A longtime friend and partner of Green Building Alliance, Gerrod Winston is owner at Winston Design + Development. Gerrod is a licensed architect who has worked with several successful private architecture firms for more than 20 years.
Active in several organizations, Gerrod has a strong interest in environmentally conscious design, the well-being of the community, and mentoring younger people of color. Along with his position as past president of the Pittsburgh Chapter of NOMA (National Organization of Minority Architects), Gerrod has been involved with Habitat for Humanity as a member of its Sustainable Building Committee, is past president of YPA (Young Preservationist Association) and is a former board member of the Wilkinsburg Community Development Corporation. He is also an adjunct faculty member at Carnegie Mellon University’s School of Architecture. Gerrod holds certifications as a LEED Accredited Professional (via the USGBC) and a Passive House Certified Consultant (via PHIUS).
After two decades in architecture, Gerrod added “developer” to his title and is now balancing both types of work. While Gerrod is still doing design-for-hire work, his ultimate goal is to become his own client, bringing his own vision and projects to life.
Gerrod is looking forward to weaving his own goals and values into his projects, including sustainability, equity, working within underserved communities of Pittsburgh, and pursuing projects that he enjoys! His ideal project would combine all these elements, and he has a few on the horizon that he is excited about, including one that will be pursuing net-zero energy. When asked about high-performance building projects that have inspired him, Gerrod points to Onion Flats in Philadelphia – check it out!
Many architects are curious about making the shift to developer, but that advice and support can be hard to come by, so when asked to share some of his experience with us and any recommendations he would have for others considering the same path, Gerrod offered the following:
Develop a very detailed plan for how you will access capital, what market you want to focus on, and what networks you need to reach.

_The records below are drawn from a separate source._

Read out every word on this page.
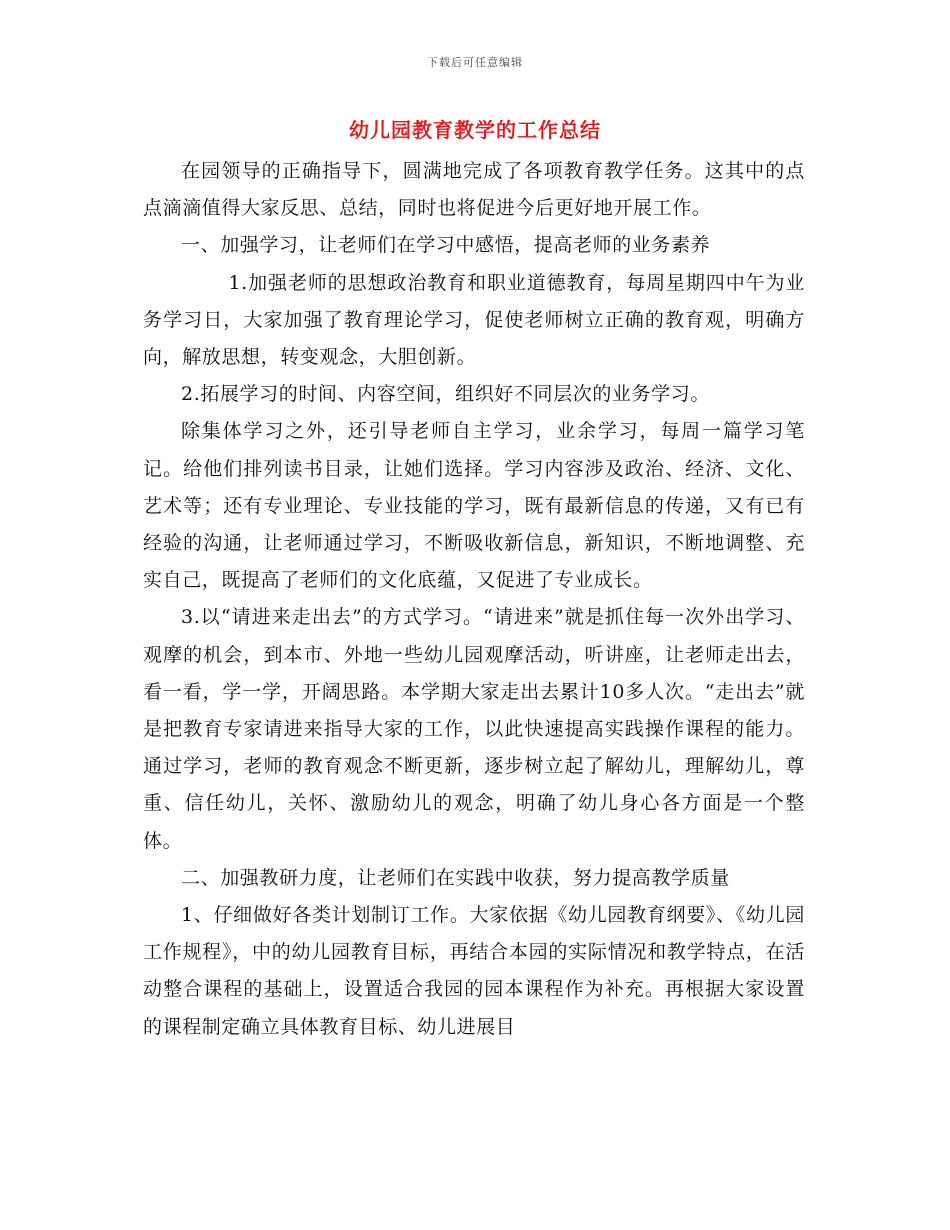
下载后可任意编辑
幼儿园教育教学的工作总结

在园领导的正确指导下，圆满地完成了各项教育教学任务。这其中的点点滴滴值得大家反思、总结，同时也将促进今后更好地开展工作。

一、加强学习，让老师们在学习中感悟，提高老师的业务素养

1.加强老师的思想政治教育和职业道德教育，每周星期四中午为业务学习日，大家加强了教育理论学习，促使老师树立正确的教育观，明确方向，解放思想，转变观念，大胆创新。

2.拓展学习的时间、内容空间，组织好不同层次的业务学习。

除集体学习之外，还引导老师自主学习，业余学习，每周一篇学习笔记。给他们排列读书目录，让她们选择。学习内容涉及政治、经济、文化、艺术等；还有专业理论、专业技能的学习，既有最新信息的传递，又有已有经验的沟通，让老师通过学习，不断吸收新信息，新知识，不断地调整、充实自己，既提高了老师们的文化底蕴，又促进了专业成长。

3.以“请进来走出去”的方式学习。“请进来”就是抓住每一次外出学习、观摩的机会，到本市、外地一些幼儿园观摩活动，听讲座，让老师走出去，看一看，学一学，开阔思路。本学期大家走出去累计10多人次。“走出去”就是把教育专家请进来指导大家的工作，以此快速提高实践操作课程的能力。通过学习，老师的教育观念不断更新，逐步树立起了解幼儿，理解幼儿，尊重、信任幼儿，关怀、激励幼儿的观念，明确了幼儿身心各方面是一个整体。

二、加强教研力度，让老师们在实践中收获，努力提高教学质量

1、仔细做好各类计划制订工作。大家依据《幼儿园教育纲要》、《幼儿园工作规程》，中的幼儿园教育目标，再结合本园的实际情况和教学特点，在活动整合课程的基础上，设置适合我园的园本课程作为补充。再根据大家设置的课程制定确立具体教育目标、幼儿进展目
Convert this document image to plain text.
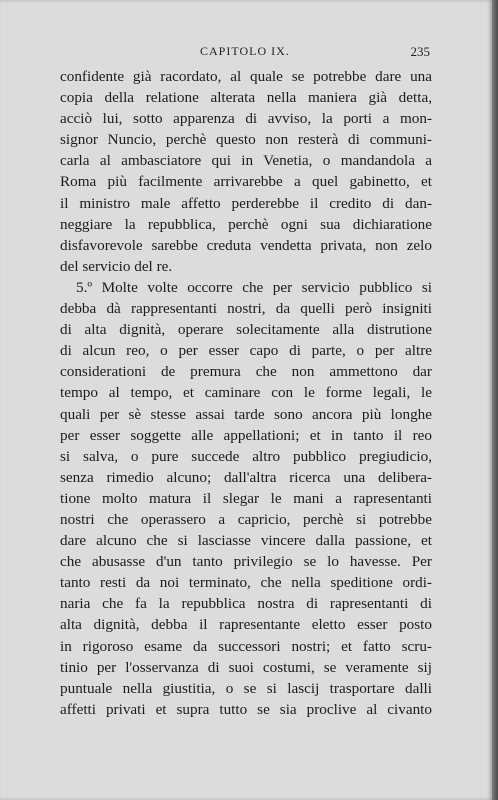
CAPITOLO IX.	235
confidente già racordato, al quale se potrebbe dare una
copia della relatione alterata nella maniera già detta,
acciò lui, sotto apparenza di avviso, la porti a mon-
signor Nuncio, perchè questo non resterà di communi-
carla al ambasciatore qui in Venetia, o mandandola a
Roma più facilmente arrivarebbe a quel gabinetto, et
il ministro male affetto perderebbe il credito di dan-
neggiare la repubblica, perchè ogni sua dichiaratione
disfavorevole sarebbe creduta vendetta privata, non zelo
del servicio del re.
5.º Molte volte occorre che per servicio pubblico si
debba dà rappresentanti nostri, da quelli però insigniti
di alta dignità, operare solecitamente alla distrutione
di alcun reo, o per esser capo di parte, o per altre
considerationi de premura che non ammettono dar
tempo al tempo, et caminare con le forme legali, le
quali per sè stesse assai tarde sono ancora più longhe
per esser soggette alle appellationi; et in tanto il reo
si salva, o pure succede altro pubblico pregiudicio,
senza rimedio alcuno; dall'altra ricerca una delibera-
tione molto matura il slegar le mani a rapresentanti
nostri che operassero a capricio, perchè si potrebbe
dare alcuno che si lasciasse vincere dalla passione, et
che abusasse d'un tanto privilegio se lo havesse. Per
tanto resti da noi terminato, che nella speditione ordi-
naria che fa la repubblica nostra di rapresentanti di
alta dignità, debba il rapresentante eletto esser posto
in rigoroso esame da successori nostri; et fatto scru-
tinio per l'osservanza di suoi costumi, se veramente sij
puntuale nella giustitia, o se si lascij trasportare dalli
affetti privati et supra tutto se sia proclive al civanto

Your networks in the design community are similar to those in the development community (including architects, contractors, engineers, etc.), so tap into your own existing networks while you are making the shift.
Be realistic about your scale and resources.
Know your threshold for pain. As in any major career transition, shifting from designer to developer is not easy or for the faint of heart!
A big thanks to Gerrod for sharing his journey with us and for sharing advice to others. Keep an eye out for his work around the community, and hopefully we can one day do a green building tour of one of his projects!